A intenção das oficinas é fazer com que sejam retomadas as leituras nas

escolas, de modo que seja natural e base para todas as disciplinas, propiciando um

melhor desempenho de compreensão aos estudantes dos conteúdos apresentados

em todas elas. Poderão ser usados textos relativos às disciplinas que se

apropriarem da atividade de leitura e assim, haverá uma proximidade com os textos

não-clássicos apresentados como alternativas para se chegar ao clássico.

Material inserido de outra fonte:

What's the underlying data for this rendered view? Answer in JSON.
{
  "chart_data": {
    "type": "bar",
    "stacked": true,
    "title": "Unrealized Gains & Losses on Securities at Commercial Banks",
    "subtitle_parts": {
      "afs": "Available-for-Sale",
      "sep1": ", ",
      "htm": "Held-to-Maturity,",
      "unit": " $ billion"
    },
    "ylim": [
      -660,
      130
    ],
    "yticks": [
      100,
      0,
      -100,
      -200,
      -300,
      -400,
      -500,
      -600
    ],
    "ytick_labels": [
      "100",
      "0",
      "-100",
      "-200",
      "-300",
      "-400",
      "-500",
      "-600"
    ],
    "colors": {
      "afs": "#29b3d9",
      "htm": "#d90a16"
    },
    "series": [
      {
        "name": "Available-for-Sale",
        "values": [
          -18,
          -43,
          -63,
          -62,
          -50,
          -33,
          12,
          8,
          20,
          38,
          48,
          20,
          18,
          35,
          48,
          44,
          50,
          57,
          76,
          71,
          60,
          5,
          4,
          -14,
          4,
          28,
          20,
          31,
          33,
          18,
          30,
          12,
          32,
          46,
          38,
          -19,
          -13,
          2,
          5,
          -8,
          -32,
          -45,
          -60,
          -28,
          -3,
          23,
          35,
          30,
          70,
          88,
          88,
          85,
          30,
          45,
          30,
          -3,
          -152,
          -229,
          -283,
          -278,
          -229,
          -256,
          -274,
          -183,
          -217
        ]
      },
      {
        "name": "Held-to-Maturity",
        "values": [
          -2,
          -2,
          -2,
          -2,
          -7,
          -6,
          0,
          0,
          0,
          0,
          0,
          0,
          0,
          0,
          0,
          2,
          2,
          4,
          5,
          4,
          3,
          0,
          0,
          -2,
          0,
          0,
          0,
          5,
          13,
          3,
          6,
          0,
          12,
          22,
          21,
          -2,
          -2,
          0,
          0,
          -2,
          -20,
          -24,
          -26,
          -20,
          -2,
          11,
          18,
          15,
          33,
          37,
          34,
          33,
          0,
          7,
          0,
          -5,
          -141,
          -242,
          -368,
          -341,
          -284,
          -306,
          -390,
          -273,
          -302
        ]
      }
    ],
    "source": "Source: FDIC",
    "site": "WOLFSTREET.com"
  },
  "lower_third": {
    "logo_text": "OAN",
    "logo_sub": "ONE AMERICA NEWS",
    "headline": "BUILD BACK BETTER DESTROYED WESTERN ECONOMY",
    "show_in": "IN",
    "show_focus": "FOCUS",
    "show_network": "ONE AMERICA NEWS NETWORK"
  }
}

Têm-se os escritos considerados não-clássicos, presentes em todas as

bibliotecas os chamados pela crítica literária de best-sellers, livros que surgem e

apresentam uma linguagem mais próxima da utilizada, principalmente, pelas

crianças, adolescentes e jovens em fase escolar. Sem falar nas produções infantis,

que abarcam grande parte do mercado de publicações. Há definição para o não-

clássico? Segundo Sodré (1988), os best-sellers ou folhetins pertencem à Literatura

de Massa e “não têm nenhum suporte escolar ou acadêmico: seus estímulos de

produção e consumo partem do jogo econômico da oferta e da procura [...] (SODRÉ,

1988, p.6). Best-sellers e livros de auto-ajuda, por exemplo, se enquadram na

definição e estão nas estantes das bibliotecas públicas. Contudo, Todorov alerta:

Quem ousaria hoje decidir entre o que é literatura e o que não o é, diante da irredutível variedade de escritos que se lhe costuma incorporar, sob perspectivas infinitivamente diferentes? (TODOROV, apud FHILADELFIO,

2003, p. 204)

Nas leituras propostas na Unidade Didática, ficou evidente que a fruição

textual depende de um mediador que seja capaz de fazer as conexões onde, muitas

vezes, o estudante não tem acesso. Acesso a outros tipos de textos e gêneros, área

que o professor-mediador tem mais conhecimento devido ao seu engajamento e

facilidade relacionar os textos com outros fazendo as inferências que faltam ao leitor

iniciante ou desmotivado.

O texto de fruição: aquele que põe em estado de perda, aquele que desconforta (talvez até um certo enfado), faz vacilar as bases históricas, culturais, psicológicas, do leitor, a consciência de seus gostos, se seus valores e de sua lembranças, faz entrar em crise sua relação com a linguagem (BARTHES, 1993, p. 22).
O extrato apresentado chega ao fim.